Take the case of Billy, an 11 year old cat who developed hyperthyroidism, devastating owner, Judy Bernath.  After visiting her veterinarian, Dr. David Bruyette, medical director at VCA West Los Angeles Animal Hospital, the recommended course of treatment was to follow a diet of the new Hill’s Prescription Diet y/d Feline Thyroid Health food.

“Surgery can be extremely invasive and daily pilling can negatively impact the relationship between a cat and pet owner.  In Billy’s case I felt Prescription Diet y/d would be a good option,” said Dr. Bruyette.  “After we talked about it Judy became confident this was an appropriate recommendation and I sent her home with both the canned and dry pet food.  After a transition from his previous pet food, we saw that Billy did just fine with no problems.”
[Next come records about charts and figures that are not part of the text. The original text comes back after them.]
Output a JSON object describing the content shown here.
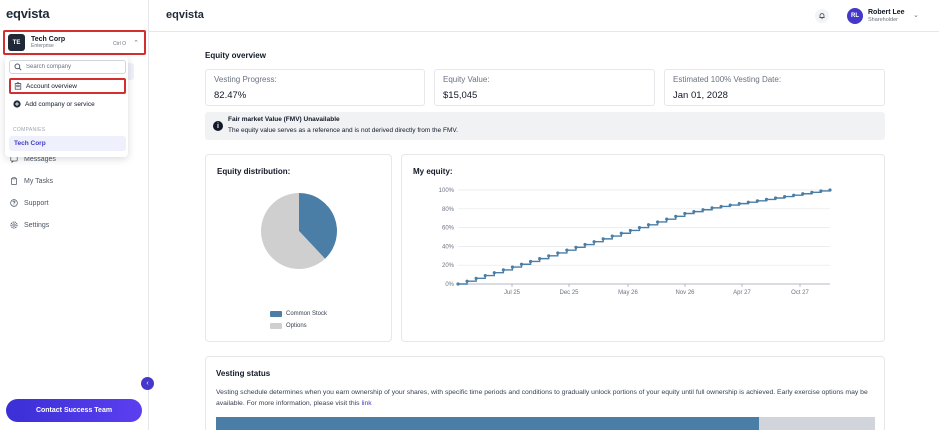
{
  "sidebar": {
    "logo": "eqvista",
    "company": {
      "avatar": "TE",
      "name": "Tech Corp",
      "plan": "Enterprise",
      "shortcut": "Ctrl O"
    },
    "dropdown": {
      "search_placeholder": "Search company",
      "account_overview": "Account overview",
      "add_company": "Add company or service",
      "section_label": "COMPANIES",
      "companies": [
        "Tech Corp"
      ]
    },
    "nav": [
      {
        "label": "Messages",
        "icon": "message-icon"
      },
      {
        "label": "My Tasks",
        "icon": "clipboard-icon"
      },
      {
        "label": "Support",
        "icon": "help-icon"
      },
      {
        "label": "Settings",
        "icon": "gear-icon"
      }
    ],
    "collapse_icon": "chevron-left-icon",
    "contact_button": "Contact Success Team"
  },
  "header": {
    "logo": "eqvista",
    "user": {
      "initials": "RL",
      "name": "Robert Lee",
      "role": "Shareholder"
    }
  },
  "main": {
    "title": "Equity overview",
    "stats": [
      {
        "label": "Vesting Progress:",
        "value": "82.47%"
      },
      {
        "label": "Equity Value:",
        "value": "$15,045"
      },
      {
        "label": "Estimated 100% Vesting Date:",
        "value": "Jan 01, 2028"
      }
    ],
    "fmv": {
      "title": "Fair market Value (FMV) Unavailable",
      "text": "The equity value serves as a reference and is not derived directly from the FMV."
    },
    "distribution": {
      "title": "Equity distribution:"
    },
    "my_equity": {
      "title": "My equity:"
    },
    "vesting": {
      "title": "Vesting status",
      "text": "Vesting schedule determines when you earn ownership of your shares, with specific time periods and conditions to gradually unlock portions of your equity until full ownership is achieved. Early exercise options may be available. For more information, please visit this",
      "link": "link",
      "progress": 0.8247
    }
  },
  "colors": {
    "accent": "#4338ca",
    "common_stock": "#4a7ea6",
    "options": "#cfcfcf",
    "highlight_border": "#d32f2f"
  },
  "chart_data": [
    {
      "type": "pie",
      "title": "Equity distribution:",
      "legend": [
        "Common Stock",
        "Options"
      ],
      "values": [
        38,
        62
      ],
      "legend_position": "bottom"
    },
    {
      "type": "line",
      "title": "My equity:",
      "x_ticks": [
        "Jul 25",
        "Dec 25",
        "May 26",
        "Nov 26",
        "Apr 27",
        "Oct 27"
      ],
      "y_ticks": [
        "0%",
        "20%",
        "40%",
        "60%",
        "80%",
        "100%"
      ],
      "ylim": [
        0,
        100
      ],
      "step": true,
      "y": [
        0,
        3,
        6,
        9,
        12,
        15,
        18,
        21,
        24,
        27,
        30,
        33,
        36,
        39,
        42,
        45,
        48,
        51,
        54,
        57,
        60,
        63,
        66,
        69,
        72,
        75,
        77,
        79,
        81,
        82.5,
        84,
        85.5,
        87,
        88.5,
        90,
        91.5,
        93,
        94.5,
        96,
        97.5,
        99,
        100
      ]
    }
  ]
}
After three weeks, Billy’s thyroid level had gone from a very high range of 7.7 to a normal range of 3.8, indicating that the treatment of the new food was working!  After only five weeks of treatment, Billy had begun to gain back weight and his thyroid levels were continuing to improve.

Due to the launching of the new food, cat owners who are plagued with hyperthyroid cats now have a non-invasive, easy to administer treatment that only takes three weeks to make a difference and give cats a new lease on life!


  1. Hello there,

    Our two cats are hyperthyroid and hate taking tablets. We live in the UK and would like to find your Hill hyperthyroid food but do not know where to buy it in the UK. Can you please let us know if and where your UK suppliers are?

    Thanking you in advance,

    Yours sincerely,


    • I don’t think life would be any easier with this food. Instead of giving tablets twice a day you have to make sure that your cats eat this food, and *only* this food, every day for the rest of their lives! I’ve never met a cat yet that will eat the same food all the time. Plus, if you have other cats, you’ll have to keep them away from this food.

      Some vets (including a leading veterinary endocrinologist) are voicing serious concerns about the safety of this diet as it is so low in iodine (which cats need).

      If you are having difficulty pilling your cats (and I can sympathise with that having got the same problem) have you considered surgery or radio-iodine treatment?

  2. what effect will it have on other cats who do not have the thyroid problem? is it really palatable to cats? Leonardo is a very very picky cat!

    • Hi Roseann,
      I would ask Leonardo’s vet about using this food if he doesn’t have a thyroid problem. Have a good one!